A former SBTi executive told Eco-Business that since its founding after the signing of the Paris Agreement in 2015, the organisation has never considered carbon credits as a replacement for the direct decarbonisation of the value chain.
Target scrutiny
SBTi’s review is necessary, given how quickly the regulatory landscape is changing, said Steve Newman, chief sustainability officer of EarthCheck, a sustainability consultancy.
It highlights the challenges of verifying net-zero claims that will come under greater scrutiny as a result of the European Union’s Green Claims Directive (EU GCD), which aims to clamp down on greenwashing, for instance green claims that over-rely on carbon offsets, he said.
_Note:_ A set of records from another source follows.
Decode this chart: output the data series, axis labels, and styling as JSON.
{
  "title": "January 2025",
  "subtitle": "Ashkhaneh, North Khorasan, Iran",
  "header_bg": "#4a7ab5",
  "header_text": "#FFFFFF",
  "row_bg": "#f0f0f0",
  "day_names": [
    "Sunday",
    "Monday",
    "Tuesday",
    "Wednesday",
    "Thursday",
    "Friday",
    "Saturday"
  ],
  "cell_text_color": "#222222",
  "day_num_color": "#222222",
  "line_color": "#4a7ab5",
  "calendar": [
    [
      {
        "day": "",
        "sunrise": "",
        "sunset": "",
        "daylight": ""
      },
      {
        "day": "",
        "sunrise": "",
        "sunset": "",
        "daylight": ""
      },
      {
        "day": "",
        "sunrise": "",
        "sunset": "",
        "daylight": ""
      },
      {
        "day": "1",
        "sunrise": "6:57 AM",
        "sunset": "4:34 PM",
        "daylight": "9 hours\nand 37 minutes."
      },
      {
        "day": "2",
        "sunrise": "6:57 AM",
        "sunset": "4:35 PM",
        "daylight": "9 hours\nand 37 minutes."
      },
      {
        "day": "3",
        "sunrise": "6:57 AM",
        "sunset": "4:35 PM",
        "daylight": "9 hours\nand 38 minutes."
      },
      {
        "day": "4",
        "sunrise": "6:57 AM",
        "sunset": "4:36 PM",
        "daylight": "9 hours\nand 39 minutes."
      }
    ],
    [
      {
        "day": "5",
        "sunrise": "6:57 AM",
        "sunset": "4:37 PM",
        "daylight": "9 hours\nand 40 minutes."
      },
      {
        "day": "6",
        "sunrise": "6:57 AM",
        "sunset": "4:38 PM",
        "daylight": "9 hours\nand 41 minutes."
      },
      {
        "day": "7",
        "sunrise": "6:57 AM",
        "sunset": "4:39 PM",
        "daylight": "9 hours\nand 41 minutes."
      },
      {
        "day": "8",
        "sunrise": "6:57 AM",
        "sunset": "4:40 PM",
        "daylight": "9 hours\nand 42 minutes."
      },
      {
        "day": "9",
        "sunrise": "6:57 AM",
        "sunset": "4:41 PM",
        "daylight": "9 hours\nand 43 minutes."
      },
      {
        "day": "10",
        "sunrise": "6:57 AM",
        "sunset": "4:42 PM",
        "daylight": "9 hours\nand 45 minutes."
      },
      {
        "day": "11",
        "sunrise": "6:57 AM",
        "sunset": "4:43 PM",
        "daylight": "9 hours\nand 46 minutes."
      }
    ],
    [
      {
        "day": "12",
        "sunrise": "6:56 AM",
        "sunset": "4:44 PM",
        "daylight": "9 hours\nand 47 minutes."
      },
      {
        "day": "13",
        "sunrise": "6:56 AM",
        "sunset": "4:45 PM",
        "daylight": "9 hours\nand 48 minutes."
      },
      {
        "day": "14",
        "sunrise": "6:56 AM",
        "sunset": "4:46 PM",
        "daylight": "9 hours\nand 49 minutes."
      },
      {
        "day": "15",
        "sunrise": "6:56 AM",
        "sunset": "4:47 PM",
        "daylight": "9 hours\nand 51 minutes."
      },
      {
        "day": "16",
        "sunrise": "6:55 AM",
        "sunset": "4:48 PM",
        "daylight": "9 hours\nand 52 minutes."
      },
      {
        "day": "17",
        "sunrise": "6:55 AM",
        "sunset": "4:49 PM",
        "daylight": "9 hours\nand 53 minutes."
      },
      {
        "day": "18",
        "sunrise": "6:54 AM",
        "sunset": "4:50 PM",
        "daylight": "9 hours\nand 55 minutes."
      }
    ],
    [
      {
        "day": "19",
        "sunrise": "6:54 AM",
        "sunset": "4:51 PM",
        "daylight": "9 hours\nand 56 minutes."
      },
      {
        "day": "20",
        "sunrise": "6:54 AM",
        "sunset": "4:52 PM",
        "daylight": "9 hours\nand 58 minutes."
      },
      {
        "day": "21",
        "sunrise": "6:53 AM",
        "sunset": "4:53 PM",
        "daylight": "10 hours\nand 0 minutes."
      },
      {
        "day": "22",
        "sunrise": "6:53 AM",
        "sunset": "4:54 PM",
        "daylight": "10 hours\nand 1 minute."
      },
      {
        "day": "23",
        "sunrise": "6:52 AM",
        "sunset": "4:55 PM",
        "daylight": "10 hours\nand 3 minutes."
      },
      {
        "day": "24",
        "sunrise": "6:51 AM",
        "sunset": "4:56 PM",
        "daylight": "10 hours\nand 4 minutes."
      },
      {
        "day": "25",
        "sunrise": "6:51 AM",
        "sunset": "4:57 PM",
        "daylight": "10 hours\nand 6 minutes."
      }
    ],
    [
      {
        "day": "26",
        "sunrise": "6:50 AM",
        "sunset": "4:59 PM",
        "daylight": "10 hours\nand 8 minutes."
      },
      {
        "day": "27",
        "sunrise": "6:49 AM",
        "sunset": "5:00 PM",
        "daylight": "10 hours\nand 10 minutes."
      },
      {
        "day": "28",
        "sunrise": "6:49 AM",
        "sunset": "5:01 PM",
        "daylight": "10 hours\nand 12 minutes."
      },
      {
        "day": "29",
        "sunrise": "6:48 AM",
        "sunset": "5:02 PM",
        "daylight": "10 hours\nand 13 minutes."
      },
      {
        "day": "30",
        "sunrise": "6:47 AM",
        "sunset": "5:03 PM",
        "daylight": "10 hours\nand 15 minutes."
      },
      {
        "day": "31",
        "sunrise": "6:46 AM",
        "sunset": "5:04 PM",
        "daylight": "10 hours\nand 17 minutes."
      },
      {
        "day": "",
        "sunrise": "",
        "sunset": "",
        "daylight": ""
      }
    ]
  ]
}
The EU GCD requires decarbonisation claims to be based on measurable, achievable, and time-bound targets, and any SBTi-based claims will require tangible decarbonisation – not just measurement and target-setting, Newman said.
This remains particularly challenging when engaging across the value chain, including accessing primary data, and there are always going to be adjustments to make, he noted.
“The EU GCD is separating offsetting from green claims to avoid a “pay to pollute” approach and provide traceability and transparency, and I see the SBTi addressing some of this with the evidence review of environmental attribute certificates,” Newman said.
The former CSO of Banyan Tree said that while SBTi has gained traction among businesses in Asia – SBTi’s fastest growing region – there has been pushback against “moving goalposts and changing methodologies”, and the discussion paper should help businesses stay on top of a changing risk landscape.
The chief sustainability officer of a Hong Kong-based firm, who asked not to be named, added that relatively few Asian firms were setting full-term science-based targets – that is, short- as well as long-term targets – because of a lack of viable SBTi-aligned transition pathways.
If more options are available to Asian firms to mitigate their Scope 3 emissions, such as the use of carbon credits, then more would participate in the SBTi ecosystem and set full-term targets, she said.